Château Chalon 1945, Domaine Rousset-Martin
Une merveille et une grande émotion face à ce vin vinifié par l’arrière grand-père de François Rousset !
Château Chalon 1953, André Perrin
Une grande découverte ! André Perrin était forgeron à Voiteur et connu dans la région comme un très bon vigneron. La bouteille ne porte pas d’étiquette d’origine et porte un paraphe de la fille d’André Perrin certifiant l’authenticité de ce vin. Il provient vraisemblablement, selon François Rousset, d’une vigne située juste Sous Roche.
La recette (pas de photo hélas, car dans le coup de feu, personne n’a songé à prendre des photos du plat !)

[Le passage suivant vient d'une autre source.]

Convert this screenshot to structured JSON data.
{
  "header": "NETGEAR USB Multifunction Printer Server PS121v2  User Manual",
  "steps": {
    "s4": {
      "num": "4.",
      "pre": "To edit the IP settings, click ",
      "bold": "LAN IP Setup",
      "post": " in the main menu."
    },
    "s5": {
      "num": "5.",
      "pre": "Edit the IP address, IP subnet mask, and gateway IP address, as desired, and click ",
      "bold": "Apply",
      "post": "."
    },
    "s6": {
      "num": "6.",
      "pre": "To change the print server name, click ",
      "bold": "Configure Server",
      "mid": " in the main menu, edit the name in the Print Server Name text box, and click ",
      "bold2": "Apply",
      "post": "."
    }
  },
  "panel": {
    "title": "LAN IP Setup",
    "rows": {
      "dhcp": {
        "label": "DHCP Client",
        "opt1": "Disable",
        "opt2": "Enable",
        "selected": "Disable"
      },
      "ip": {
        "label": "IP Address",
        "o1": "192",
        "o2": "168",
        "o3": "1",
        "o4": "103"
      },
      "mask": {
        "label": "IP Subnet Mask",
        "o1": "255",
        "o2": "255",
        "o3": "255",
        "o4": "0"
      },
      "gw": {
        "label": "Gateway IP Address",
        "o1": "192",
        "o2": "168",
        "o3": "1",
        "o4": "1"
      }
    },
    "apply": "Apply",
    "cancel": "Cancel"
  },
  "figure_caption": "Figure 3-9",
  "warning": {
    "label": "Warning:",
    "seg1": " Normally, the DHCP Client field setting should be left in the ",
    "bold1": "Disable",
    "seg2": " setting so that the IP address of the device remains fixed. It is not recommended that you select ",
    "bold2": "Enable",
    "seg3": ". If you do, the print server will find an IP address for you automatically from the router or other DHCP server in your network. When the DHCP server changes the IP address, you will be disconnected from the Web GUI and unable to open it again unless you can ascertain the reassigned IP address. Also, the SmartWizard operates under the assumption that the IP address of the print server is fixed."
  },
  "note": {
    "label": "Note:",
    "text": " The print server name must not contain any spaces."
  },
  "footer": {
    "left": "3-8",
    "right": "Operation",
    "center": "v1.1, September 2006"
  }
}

Petit pâté chaud au Vin Jaune
• Ingrédients pour 4 personnes
600g d’épaule de veau coupée en gros dés
Marinade : 3 dl de Vin jaune. Un Côtes du Jura de Jean Macle fonctionne également très bien mais, dans ce cas, prévoir 5 dl.
600 g de flanchet de veau
1 gousse d’ail, quelques branches de thym, 1 feuille de laurier
1 petit pain au lait
20 g de beurre
1 oignon haché
1 botte de livèche
1 céleri rave
1 sachet morilles séchées
Une dizaine de cerneaux de noix
1 œuf
3 cc de Curry corsaire d’Olivier Roellinge
Sel, poivre du moulin
500 g de pâte feuilletée
1 jaune d’œuf pour dorer
A. Préparation de la sauce
Porter à légère ébullition un bouillon de légumes avec carottes, poireaux, panais, oignons et 600 g de flanchet de veau (poitrine) que vous pourrez récupérer pour préparer le lendemain un Parmentier de veau. Cuisson douce durant 3.30 environ. Ecumer souvent.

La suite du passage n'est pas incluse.